E uma pena que tenha buscado refúgio entre os porcos, pois pertencem a alguém dos Danna. Não nos é permitido atacá-los, e, mesmo que matemos todos, Kian pode escapar.
Brian novamente reprochou seus irmãos: Vocês são tolos, não conseguem distinguir um animal mágico de um natural. Vou lhes mostrar. Brandiu sua vara mágica, e os transformou em dois caçadores, velozes, assassinos cães, e os instigou contra os porcos.
Os cães mágicos logo encontraram o porco mágico, e o isolaram do bando. Brian atirou a lança e o feriu. O animal ferido correu para eles, e com voz humana gritou: Foi um mau ato esse que vocês praticaram. Sou Kian, filho de Diancecht, e devem me poupar.
Iuchar e Iucharba queriam poupar a vida de Kian, mas o feroz Brian jurou que, ainda que ele retornasse sete vezes à vida, sete vezes o mataria.
Se vai me matar, deixe-me retomar minha forma humana antes, pediu Klan.
Bom grado permito que retome sua forma humana, pois prefiro matar um homem a um porco.
Kian pronunciou a fórmula própria, seus disfarces caíram e ele ressurgiu: Sou um homem e isso o obriga a me poupar, disse.
Não, não obriga, respondeu Brian.
Então, ouçam bem. Será o pior dia de suas vidas, pois o resgate da vida de um porco não é o mesmo da vida de um homem.
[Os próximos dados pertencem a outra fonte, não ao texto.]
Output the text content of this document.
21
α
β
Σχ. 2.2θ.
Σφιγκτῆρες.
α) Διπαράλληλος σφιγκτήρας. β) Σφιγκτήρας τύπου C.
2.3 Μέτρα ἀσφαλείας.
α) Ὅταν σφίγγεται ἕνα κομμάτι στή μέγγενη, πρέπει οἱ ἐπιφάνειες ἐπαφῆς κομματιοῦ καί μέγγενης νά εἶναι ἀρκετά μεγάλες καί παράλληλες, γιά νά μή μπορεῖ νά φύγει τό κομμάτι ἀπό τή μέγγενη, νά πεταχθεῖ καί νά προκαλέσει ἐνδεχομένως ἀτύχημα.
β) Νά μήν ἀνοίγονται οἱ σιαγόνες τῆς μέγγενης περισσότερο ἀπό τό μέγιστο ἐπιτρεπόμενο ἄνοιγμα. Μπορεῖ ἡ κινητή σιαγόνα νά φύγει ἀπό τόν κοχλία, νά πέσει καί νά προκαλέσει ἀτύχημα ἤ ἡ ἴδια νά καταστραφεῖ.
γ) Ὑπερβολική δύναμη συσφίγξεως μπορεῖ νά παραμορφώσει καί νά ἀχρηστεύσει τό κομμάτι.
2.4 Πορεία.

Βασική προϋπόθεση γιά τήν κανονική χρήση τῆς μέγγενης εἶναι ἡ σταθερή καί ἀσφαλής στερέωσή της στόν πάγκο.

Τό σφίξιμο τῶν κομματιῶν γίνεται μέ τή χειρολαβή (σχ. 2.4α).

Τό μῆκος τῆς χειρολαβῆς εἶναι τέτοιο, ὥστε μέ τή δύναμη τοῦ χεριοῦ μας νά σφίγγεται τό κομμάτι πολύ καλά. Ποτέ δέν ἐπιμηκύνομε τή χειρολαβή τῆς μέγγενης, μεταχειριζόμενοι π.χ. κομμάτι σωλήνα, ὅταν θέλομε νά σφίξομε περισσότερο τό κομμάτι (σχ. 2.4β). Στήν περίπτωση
Se me matarem, digo-lhes, nunca houve nem nunca haverá resgate de sangue mais pesado do que pagarão por mim. Sua armas denunciarão a minha morte e sua autoria, completou.
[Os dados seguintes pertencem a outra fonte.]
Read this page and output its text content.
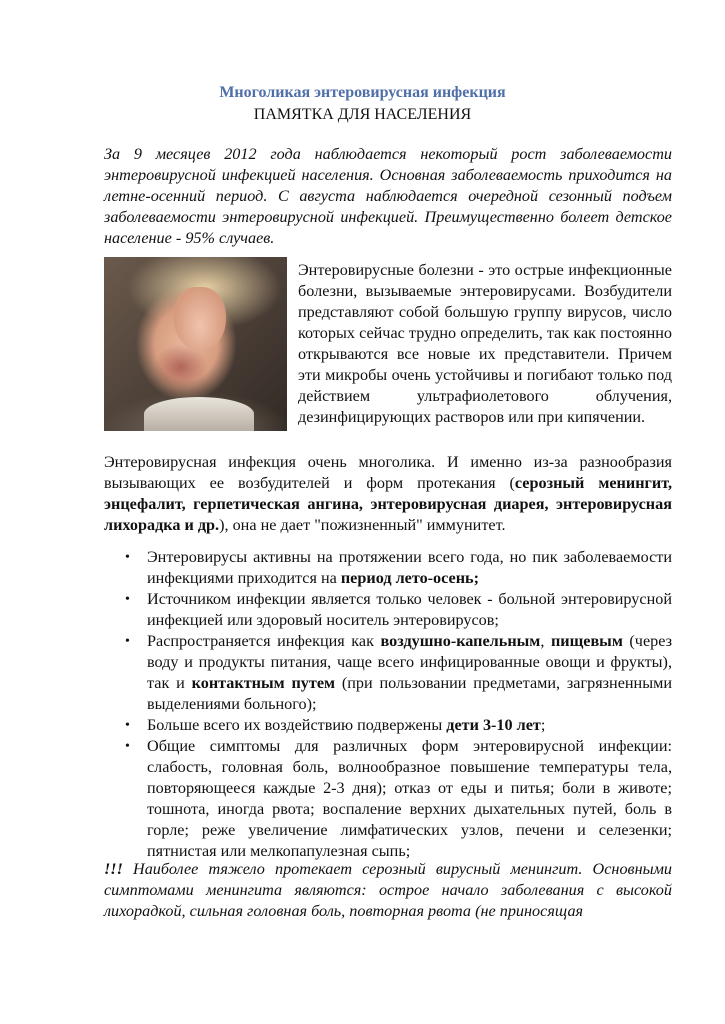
Многоликая энтеровирусная инфекция
ПАМЯТКА ДЛЯ НАСЕЛЕНИЯ
За 9 месяцев 2012 года наблюдается некоторый рост заболеваемости энтеровирусной инфекцией населения. Основная заболеваемость приходится на летне-осенний период. С августа наблюдается очередной сезонный подъем заболеваемости энтеровирусной инфекцией. Преимущественно болеет детское население - 95% случаев.
Энтеровирусные болезни - это острые инфекционные болезни, вызываемые энтеровирусами. Возбудители представляют собой большую группу вирусов, число которых сейчас трудно определить, так как постоянно открываются все новые их представители. Причем эти микробы очень устойчивы и погибают только под действием ультрафиолетового облучения, дезинфицирующих растворов или при кипячении.
Энтеровирусная инфекция очень многолика. И именно из-за разнообразия вызывающих ее возбудителей и форм протекания (серозный менингит, энцефалит, герпетическая ангина, энтеровирусная диарея, энтеровирусная лихорадка и др.), она не дает "пожизненный" иммунитет.
• Энтеровирусы активны на протяжении всего года, но пик заболеваемости инфекциями приходится на период лето-осень;
• Источником инфекции является только человек - больной энтеровирусной инфекцией или здоровый носитель энтеровирусов;
• Распространяется инфекция как воздушно-капельным, пищевым (через воду и продукты питания, чаще всего инфицированные овощи и фрукты), так и контактным путем (при пользовании предметами, загрязненными выделениями больного);
• Больше всего их воздействию подвержены дети 3-10 лет;
• Общие симптомы для различных форм энтеровирусной инфекции: слабость, головная боль, волнообразное повышение температуры тела, повторяющееся каждые 2-3 дня); отказ от еды и питья; боли в животе; тошнота, иногда рвота; воспаление верхних дыхательных путей, боль в горле; реже увеличение лимфатических узлов, печени и селезенки; пятнистая или мелкопапулезная сыпь;
!!! Наиболее тяжело протекает серозный вирусный менингит. Основными симптомами менингита являются: острое начало заболевания с высокой лихорадкой, сильная головная боль, повторная рвота (не приносящая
Mas os filhos de Turenn não quiseram dar-lhe ouvidos. Evitaram as armas e o mataram com pedras e paus. Agrediram Kian atém do que é possível conceder a impiedade. Todo ele transformou-se em um corpo disforme, a pele esfolada, os músculos à mostra e cobertos por uma massa coagulada de sangue. Sepultaram-no e sobre a sepultura empilharam pedras até formar um bloco comprimido. A terra lançou horrorizada o corpo de volta. Voltaram a enterrá-lo. A terra lançou o corpo de volta. Seis vezes o enterraram e seis vezes a terra o devolveu. Só na sétima tentativa obtiveram êxito. Ali o deixaram e partiram para Tara.